Addex Therapeutics recently shared the publication of new preclinical research demonstrating that ADX71743, a selective negative allosteric modulator of metabotropic glutamate receptor 7 (mGlu7), significantly modulates sleep-wake regulation and stress-related neurochemistry.
The data, published in the International Journal of Neuropsychopharmacology, expands the growing body of evidence supporting mGlu7 as an important mechanism regulating key brain functions and a therapeutic target across a range of central nervous system disorders, including mood disorders, anxiety disorders, post-traumatic stress disorder (PTSD), and other conditions associated with dysregulated stress responses.
“This publication demonstrating the role of mGlu7 modulation in sleep and wakefulness adds another important piece of evidence supporting the therapeutic potential of targeting these receptors with allosteric modulation,” says Tim Dyer, CEO at Addex, in a release. “ADX71743 has consistently helped establish the biological role of mGlu7 across multiple disease-relevant models, and we are pleased to see this body of work continue to strengthen the scientific rationale for Neurosterix’s ongoing development of this exciting target.”

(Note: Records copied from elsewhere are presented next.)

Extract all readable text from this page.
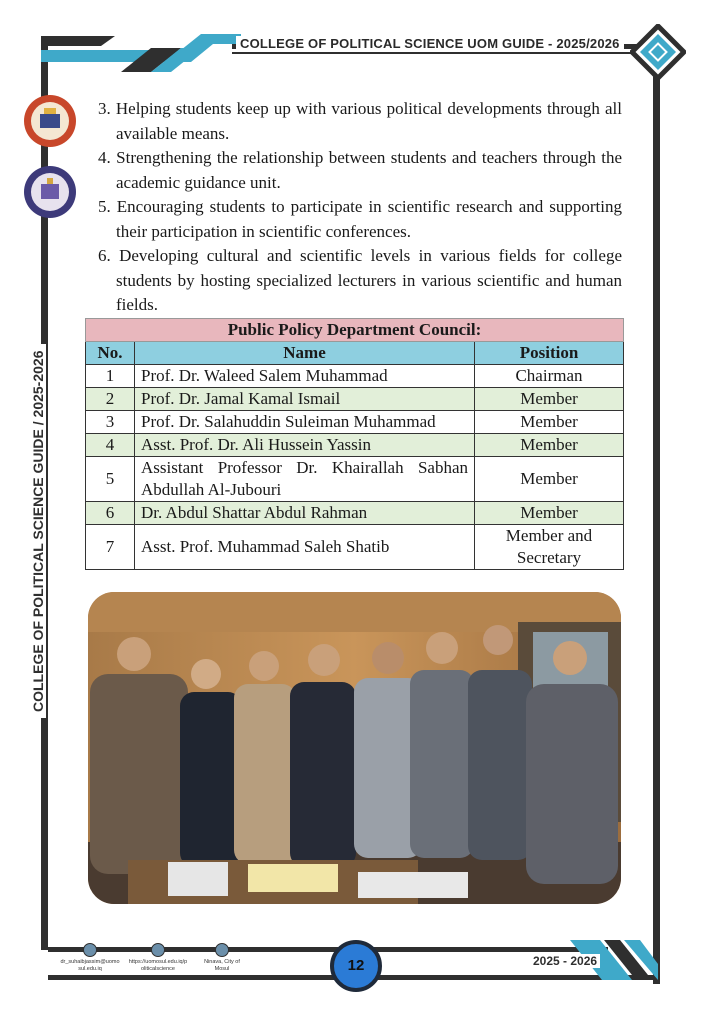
COLLEGE OF POLITICAL SCIENCE UOM GUIDE - 2025/2026
COLLEGE OF POLITICAL SCIENCE GUIDE / 2025-2026

3. Helping students keep up with various political developments through all available means.

4. Strengthening the relationship between students and teachers through the academic guidance unit.

5. Encouraging students to participate in scientific research and supporting their participation in scientific conferences.

6. Developing cultural and scientific levels in various fields for college students by hosting specialized lecturers in various scientific and human fields.

Public Policy Department Council:		
No.	Name	Position
1	Prof. Dr. Waleed Salem Muhammad	Chairman
2	Prof. Dr. Jamal Kamal Ismail	Member
3	Prof. Dr. Salahuddin Suleiman Muhammad	Member
4	Asst. Prof. Dr. Ali Hussein Yassin	Member
5	Assistant Professor Dr. Khairallah Sabhan Abdullah Al-Jubouri	Member
6	Dr. Abdul Shattar Abdul Rahman	Member
7	Asst. Prof. Muhammad Saleh Shatib	Member and Secretary
dr_suhaibjassim@uomosul.edu.iq
https://uomosul.edu.iq/politicalscience
Ninava, City of Mosul	12	2025 - 2026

In the study, ADX71743 increased wakefulness by up to 100% while reducing rapid eye-movement (REM) sleep by up to 100% and non-REM (NREM) sleep by up to 75% in rats. The compound also delayed NREM and REM sleep onset by nearly two-fold for two hours after dosing, without altering motor activity or body temperature.
The compound altered stress-induced changes in key neurotransmitters, including glutamate, GABA, and monoamines, across multiple brain regions in awake animals. Specifically, ADX71743 attenuated stress-related changes in GABA and serotonin, maintaining higher levels in the ventral hippocampus than in vehicle-treated controls. These neurochemical effects are consistent with the modulation of stress-responsive neural circuits.
Together, these findings further validate the pharmacological profile of selective mGlu7 inhibition in vivo and provide additional support for the therapeutic potential of this novel mechanism. ADX71743 was discovered by Addex and now forms part of the mGlu7 program being advanced by Neurosterix.